The ethical view of the universe involves us at last in so many cruel and absurd contradictions, when the last vestiges of faith, hope, charity, and even of reason itself, seem ready to perish, that I have come to suspect that the aim of creations cannot be ethical at all. I would fondly believe that its object is purely spectacular; a spectacle for awe, love, adoration, or hate, if you like, but in this view – and in this view alone – never for despair! Those visions, delicious or poignant, are a moral end in themselves. The rest is our affair – the laughter, the tears, the tenderness, the indignation, the high tranquility of a steeled heart, the detached curiosity of a subtle mind – that's our affair!

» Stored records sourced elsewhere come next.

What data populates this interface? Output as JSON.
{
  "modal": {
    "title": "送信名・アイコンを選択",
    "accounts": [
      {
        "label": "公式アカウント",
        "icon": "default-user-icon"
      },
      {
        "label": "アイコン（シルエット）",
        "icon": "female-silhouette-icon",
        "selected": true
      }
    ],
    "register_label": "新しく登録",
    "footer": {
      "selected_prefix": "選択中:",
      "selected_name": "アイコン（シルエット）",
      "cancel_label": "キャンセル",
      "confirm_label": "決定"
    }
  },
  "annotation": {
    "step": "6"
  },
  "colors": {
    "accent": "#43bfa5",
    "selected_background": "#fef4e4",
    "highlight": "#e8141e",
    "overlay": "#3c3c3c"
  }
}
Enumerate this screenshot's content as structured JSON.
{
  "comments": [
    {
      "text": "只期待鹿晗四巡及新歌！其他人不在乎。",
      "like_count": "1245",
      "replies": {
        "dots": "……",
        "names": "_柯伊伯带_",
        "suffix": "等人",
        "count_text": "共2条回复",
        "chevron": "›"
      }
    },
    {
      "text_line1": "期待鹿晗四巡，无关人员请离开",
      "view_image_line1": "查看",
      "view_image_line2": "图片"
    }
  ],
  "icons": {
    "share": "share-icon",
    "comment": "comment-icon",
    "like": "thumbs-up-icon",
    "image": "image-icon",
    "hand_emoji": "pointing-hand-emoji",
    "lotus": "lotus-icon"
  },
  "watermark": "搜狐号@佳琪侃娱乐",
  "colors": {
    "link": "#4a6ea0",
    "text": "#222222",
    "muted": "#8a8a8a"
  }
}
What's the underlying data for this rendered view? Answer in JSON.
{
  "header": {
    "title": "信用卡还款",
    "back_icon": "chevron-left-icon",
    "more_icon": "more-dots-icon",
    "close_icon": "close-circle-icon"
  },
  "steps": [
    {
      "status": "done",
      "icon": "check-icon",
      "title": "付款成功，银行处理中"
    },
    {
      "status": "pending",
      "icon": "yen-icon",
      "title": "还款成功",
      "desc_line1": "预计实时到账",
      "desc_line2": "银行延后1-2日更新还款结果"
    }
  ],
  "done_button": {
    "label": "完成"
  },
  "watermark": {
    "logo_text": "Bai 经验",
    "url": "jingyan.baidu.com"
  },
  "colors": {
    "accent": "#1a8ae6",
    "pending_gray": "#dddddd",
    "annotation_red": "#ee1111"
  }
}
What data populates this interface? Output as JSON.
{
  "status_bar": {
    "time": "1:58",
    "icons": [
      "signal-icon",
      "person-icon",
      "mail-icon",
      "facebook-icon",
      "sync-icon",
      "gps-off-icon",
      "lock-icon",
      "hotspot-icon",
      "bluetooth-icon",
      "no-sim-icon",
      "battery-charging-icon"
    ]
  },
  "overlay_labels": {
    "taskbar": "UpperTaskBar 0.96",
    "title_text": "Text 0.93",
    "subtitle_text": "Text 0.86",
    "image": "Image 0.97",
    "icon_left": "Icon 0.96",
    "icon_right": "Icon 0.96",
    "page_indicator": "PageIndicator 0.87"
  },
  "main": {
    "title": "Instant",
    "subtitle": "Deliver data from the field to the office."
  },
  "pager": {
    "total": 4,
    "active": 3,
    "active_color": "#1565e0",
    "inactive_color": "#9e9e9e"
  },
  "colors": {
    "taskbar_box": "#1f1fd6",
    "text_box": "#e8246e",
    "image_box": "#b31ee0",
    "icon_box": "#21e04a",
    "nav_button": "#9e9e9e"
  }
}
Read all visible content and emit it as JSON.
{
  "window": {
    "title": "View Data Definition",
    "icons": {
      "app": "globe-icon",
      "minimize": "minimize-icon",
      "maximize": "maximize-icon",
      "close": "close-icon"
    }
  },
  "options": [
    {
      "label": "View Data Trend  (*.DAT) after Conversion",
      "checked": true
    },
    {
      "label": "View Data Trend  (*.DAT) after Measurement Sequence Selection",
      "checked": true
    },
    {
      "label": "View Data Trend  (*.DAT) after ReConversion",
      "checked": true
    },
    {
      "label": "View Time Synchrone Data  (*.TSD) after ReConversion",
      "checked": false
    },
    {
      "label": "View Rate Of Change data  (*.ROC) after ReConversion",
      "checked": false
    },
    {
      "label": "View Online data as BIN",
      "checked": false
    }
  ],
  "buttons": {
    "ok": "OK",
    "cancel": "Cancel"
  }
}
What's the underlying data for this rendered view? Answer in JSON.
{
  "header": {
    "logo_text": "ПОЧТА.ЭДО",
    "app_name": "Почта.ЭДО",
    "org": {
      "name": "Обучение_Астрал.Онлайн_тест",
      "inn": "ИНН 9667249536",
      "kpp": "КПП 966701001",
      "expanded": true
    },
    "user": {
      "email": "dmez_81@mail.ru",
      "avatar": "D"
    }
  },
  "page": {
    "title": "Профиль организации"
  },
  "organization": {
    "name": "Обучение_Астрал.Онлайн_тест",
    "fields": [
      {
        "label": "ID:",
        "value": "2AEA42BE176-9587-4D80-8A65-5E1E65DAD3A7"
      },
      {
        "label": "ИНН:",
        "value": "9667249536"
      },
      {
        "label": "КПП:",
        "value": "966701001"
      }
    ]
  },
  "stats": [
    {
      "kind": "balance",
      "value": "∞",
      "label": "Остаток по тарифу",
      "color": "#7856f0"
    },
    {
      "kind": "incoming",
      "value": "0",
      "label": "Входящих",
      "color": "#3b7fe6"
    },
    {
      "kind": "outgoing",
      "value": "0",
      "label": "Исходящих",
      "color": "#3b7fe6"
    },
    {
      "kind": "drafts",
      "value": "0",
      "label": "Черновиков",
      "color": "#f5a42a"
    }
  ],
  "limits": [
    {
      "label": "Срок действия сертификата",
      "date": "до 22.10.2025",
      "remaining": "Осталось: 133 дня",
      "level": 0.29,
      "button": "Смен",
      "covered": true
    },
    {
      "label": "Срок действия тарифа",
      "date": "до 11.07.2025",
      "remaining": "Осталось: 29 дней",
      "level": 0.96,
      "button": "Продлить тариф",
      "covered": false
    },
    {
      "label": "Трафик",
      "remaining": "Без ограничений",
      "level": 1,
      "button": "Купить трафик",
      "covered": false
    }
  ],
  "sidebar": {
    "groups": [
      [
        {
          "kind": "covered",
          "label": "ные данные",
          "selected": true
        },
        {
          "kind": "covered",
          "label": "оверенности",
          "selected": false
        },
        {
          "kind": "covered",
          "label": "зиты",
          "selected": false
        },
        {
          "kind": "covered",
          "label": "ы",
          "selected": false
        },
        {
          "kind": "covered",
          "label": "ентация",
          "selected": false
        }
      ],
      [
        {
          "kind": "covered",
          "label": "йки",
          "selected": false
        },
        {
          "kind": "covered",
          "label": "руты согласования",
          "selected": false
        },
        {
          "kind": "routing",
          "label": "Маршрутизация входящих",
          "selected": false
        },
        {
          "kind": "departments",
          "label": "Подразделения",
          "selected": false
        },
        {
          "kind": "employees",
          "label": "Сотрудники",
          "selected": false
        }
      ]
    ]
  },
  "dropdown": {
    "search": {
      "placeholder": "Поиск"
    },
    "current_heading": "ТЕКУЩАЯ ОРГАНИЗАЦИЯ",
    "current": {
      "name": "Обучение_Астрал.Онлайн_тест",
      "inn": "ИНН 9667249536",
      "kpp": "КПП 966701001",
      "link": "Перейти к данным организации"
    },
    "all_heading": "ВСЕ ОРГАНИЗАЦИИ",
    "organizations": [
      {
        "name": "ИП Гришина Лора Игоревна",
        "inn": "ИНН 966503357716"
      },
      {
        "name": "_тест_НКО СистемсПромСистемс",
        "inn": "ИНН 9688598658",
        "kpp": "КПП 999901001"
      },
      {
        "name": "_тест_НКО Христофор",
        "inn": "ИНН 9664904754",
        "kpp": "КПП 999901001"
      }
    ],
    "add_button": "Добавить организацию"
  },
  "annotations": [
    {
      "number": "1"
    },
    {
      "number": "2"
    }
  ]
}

And the unwearied self-forgetful attention to every phase of the living universe reflected in our consciousness may be our appointed task on this earth. A task in which fate has perhaps engaged nothing of us except our conscience, gifted with a voice in order to bear true testimony to the visible wonder, the haunting terror, the infinite passion and the illimitable serenity; to the supreme law and the the abiding mystery of the sublime spectacle.From Conrad's Memoirs, published in 1912. This was then a common notion: that creation is something like a great work of art, and our main role is to observe and appreciate it. For all I know it may still be a fairly common view, although I don't see much of this sort of speculation in the things I read. This attitude even made it into the creation myth of the great believer Tolkien, whose world sprang from a work of music composed by God and performed by angels, made even more powerful and beautiful by the attempt of Satan and his rebel angels to sabotage the performance.
Conrad's theology helps to explain his notion of the purpose of novel writing:
And what is a novel if not a conviction of our fellow men's existence strong enough to take upon itself a form of imagined life clearer than reality and whose accumulated verisimilitude of selected episodes puts to shame the pride of documentary history?